The only time I use procedure pointers is for call-back processing. Using it in place of a Select, as you say, seems like it would only add code and provide no benefit.
Added code being that instead of:
Select;
When x = 1;
sortByCust();
When x =2 ;
sortByOrder();
EndSl;
You'd have:
Select;
When x = 1;
p_Sort = PADDR_SORT_BY_CUST;
sort();
When x =2 ;
p_Sort = PADDR_SORT_BY_ORDER;
sort();
EndSl;
I suppose they might have a program that can run in 3 (arbitrary number) "modes." At the beginning of the program they could point the procedures they'll be using at the ones appropriate for the mode. Then within the code all the varied procedures would share a common name. I don't know how likely it is to actually write a program like this, but maybe that's what they're doing.
-Kurt Anderson
-----Original Message-----
From: rpg400-l-bounces@xxxxxxxxxxxx [mailto:rpg400-l-bounces@xxxxxxxxxxxx] On Behalf Of Dave
Sent: Monday, January 21, 2013 1:40 PM
To: RPG programming on the IBM i / System i
Subject: Unbound procedure call
Hi all,
I was asked in an interview how I would go about coding a call to a procedure so that no binding to that procedure would occur at compilation.
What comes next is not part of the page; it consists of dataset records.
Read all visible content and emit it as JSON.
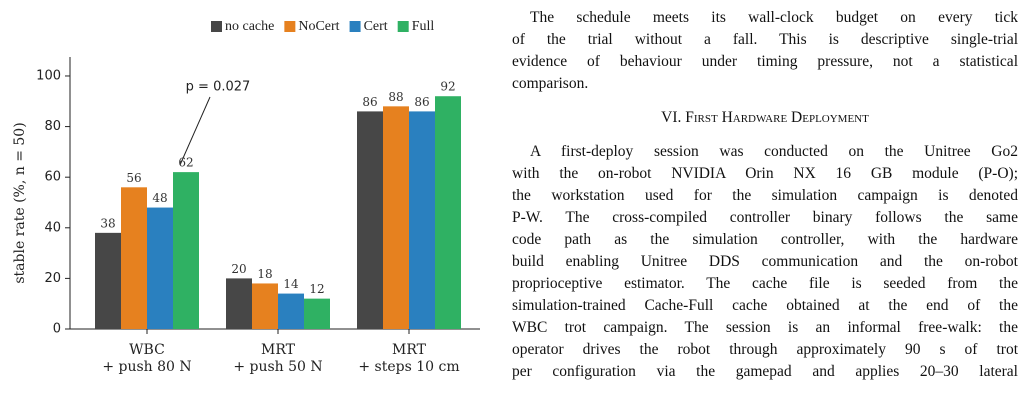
{
  "chart_data": {
    "type": "bar",
    "ylabel": "stable rate (%, n = 50)",
    "categories": [
      [
        "WBC",
        "+ push 80 N"
      ],
      [
        "MRT",
        "+ push 50 N"
      ],
      [
        "MRT",
        "+ steps 10 cm"
      ]
    ],
    "series": [
      {
        "name": "no cache",
        "color": "#474747",
        "values": [
          38,
          20,
          86
        ]
      },
      {
        "name": "NoCert",
        "color": "#e6811f",
        "values": [
          56,
          18,
          88
        ]
      },
      {
        "name": "Cert",
        "color": "#2a80bf",
        "values": [
          48,
          14,
          86
        ]
      },
      {
        "name": "Full",
        "color": "#2fb163",
        "values": [
          62,
          12,
          92
        ]
      }
    ],
    "ylim": [
      0,
      107.5
    ],
    "yticks": [
      0,
      20,
      40,
      60,
      80,
      100
    ],
    "grid": false,
    "legend": "top-right",
    "annotation": {
      "text": "p = 0.027"
    }
  },
  "text": {
    "paragraph1": [
      "The schedule meets its wall-clock budget on every tick",
      "of the trial without a fall. This is descriptive single-trial",
      "evidence of behaviour under timing pressure, not a statistical",
      "comparison."
    ],
    "heading": "VI. First Hardware Deployment",
    "paragraph2": [
      "A first-deploy session was conducted on the Unitree Go2",
      "with the on-robot NVIDIA Orin NX 16 GB module (P-O);",
      "the workstation used for the simulation campaign is denoted",
      "P-W. The cross-compiled controller binary follows the same",
      "code path as the simulation controller, with the hardware",
      "build enabling Unitree DDS communication and the on-robot",
      "proprioceptive estimator. The cache file is seeded from the",
      "simulation-trained Cache-Full cache obtained at the end of the",
      "WBC trot campaign. The session is an informal free-walk: the",
      "operator drives the robot through approximately 90 s of trot",
      "per configuration via the gamepad and applies 20–30 lateral"
    ]
  }
}
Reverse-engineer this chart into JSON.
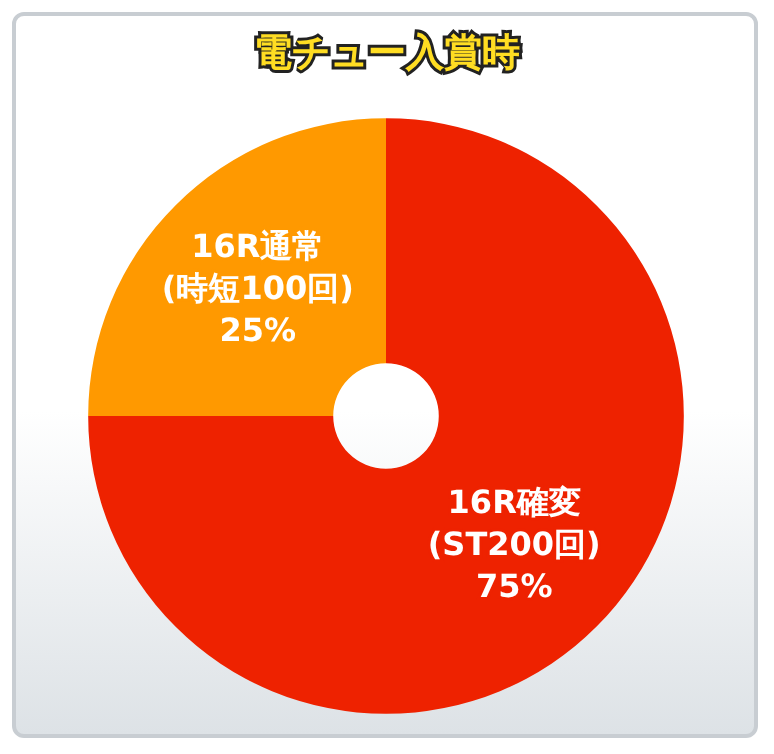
{
  "chart_data": {
    "type": "donut",
    "title": "電チュー入賞時",
    "categories": [
      "16R確変\n(ST200回)",
      "16R通常\n(時短100回)"
    ],
    "values": [
      75,
      25
    ],
    "colors": [
      "#ee2200",
      "#ff9900"
    ],
    "value_labels": [
      "75%",
      "25%"
    ]
  }
}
I said I would need to have the addresses of the callable procedures and I would have a generic prototype based on a pointer that called the procedure indicated by its address. Depending upon what the program needed to do I would initialise that pointer so the right procedure would be called.
This was a test to get an idea of my RPG skills, but I discovered that this was a technique favoured by the shop. I did not dare ask why would they want to use this technique, so I'm asking : why would you really want to do it this way? Why not just use a SELECT statement?